In computer vision, embeddings are often used as a way to translate between different contexts. For example, if training a self-driving car, we can transform the image from the car into an embedding and then decide what to do based on that embedded context. By doing so, we can perform transfer learning. We can take a generated image from a game like Grand Theft Auto, turn it into an embedding in the same vector space, and train the driving model without having to feed it tons of expensive, real-world images. Tesla is doing this in practice today.

How embeddings are operationalized today

Moving embeddings out of labs and into real world systems, has surfaced real gaps in the current data infrastructure capabilities. For example, traditional databases and caches don’t support operations like nearest neighbor lookups. Specialized approximate nearest neighbor indices lack durable storage and other features required for full production use. MLOps systems lack dedicated methods to manage versioning, access, and training for embeddings. Modern ML systems need an embedding store: a database built from the ground up around the machine learning workflow with embeddings.

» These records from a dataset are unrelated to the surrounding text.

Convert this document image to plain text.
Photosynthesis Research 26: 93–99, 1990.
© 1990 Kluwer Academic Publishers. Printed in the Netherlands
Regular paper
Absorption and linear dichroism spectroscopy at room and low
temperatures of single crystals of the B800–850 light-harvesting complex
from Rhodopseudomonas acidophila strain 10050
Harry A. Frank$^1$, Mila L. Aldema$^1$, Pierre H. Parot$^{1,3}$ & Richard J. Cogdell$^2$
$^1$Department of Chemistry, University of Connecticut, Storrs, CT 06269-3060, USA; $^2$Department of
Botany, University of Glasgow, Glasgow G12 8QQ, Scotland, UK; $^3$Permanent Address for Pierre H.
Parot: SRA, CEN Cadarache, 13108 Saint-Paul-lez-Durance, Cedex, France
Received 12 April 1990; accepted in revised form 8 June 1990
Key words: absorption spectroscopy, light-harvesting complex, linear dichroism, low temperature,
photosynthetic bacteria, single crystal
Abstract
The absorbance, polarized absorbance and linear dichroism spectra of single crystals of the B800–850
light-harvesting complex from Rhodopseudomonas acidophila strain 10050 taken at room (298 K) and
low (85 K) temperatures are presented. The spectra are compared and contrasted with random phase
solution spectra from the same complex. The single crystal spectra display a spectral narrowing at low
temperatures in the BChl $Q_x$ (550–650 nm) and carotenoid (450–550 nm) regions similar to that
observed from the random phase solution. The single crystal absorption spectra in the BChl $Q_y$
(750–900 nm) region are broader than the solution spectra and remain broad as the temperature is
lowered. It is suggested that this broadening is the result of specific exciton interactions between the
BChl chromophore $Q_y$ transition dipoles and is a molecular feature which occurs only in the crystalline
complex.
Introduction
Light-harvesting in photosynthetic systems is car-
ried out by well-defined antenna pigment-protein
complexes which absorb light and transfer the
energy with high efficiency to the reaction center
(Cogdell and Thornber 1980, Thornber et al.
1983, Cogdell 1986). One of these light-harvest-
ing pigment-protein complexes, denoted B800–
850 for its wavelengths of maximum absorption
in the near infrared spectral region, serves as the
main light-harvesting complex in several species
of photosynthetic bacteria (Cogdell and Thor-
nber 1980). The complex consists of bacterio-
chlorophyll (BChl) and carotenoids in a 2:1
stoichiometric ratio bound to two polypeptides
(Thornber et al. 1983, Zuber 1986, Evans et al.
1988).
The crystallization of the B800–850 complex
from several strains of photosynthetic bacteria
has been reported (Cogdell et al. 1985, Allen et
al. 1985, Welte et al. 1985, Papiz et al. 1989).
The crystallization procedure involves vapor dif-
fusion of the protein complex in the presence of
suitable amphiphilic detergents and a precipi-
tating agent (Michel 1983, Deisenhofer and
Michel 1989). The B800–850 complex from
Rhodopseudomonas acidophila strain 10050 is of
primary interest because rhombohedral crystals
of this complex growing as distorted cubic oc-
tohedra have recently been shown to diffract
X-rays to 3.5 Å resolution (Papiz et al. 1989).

Getting embeddings into production isn’t easy. The most common ways we’ve seen embeddings operationalized today are via Redis, Postgres, and S3 + Annoy/FAISS. 

Conclusion

Embeddings are a critical part of the data science toolkit, and continue to gain in popularity. Embeddings have allowed teams to break the state of the art in multiple disciplines from NLP to recommender systems. As they grow in popularity, a lot more focus will go into operationalizing them in real-world systems.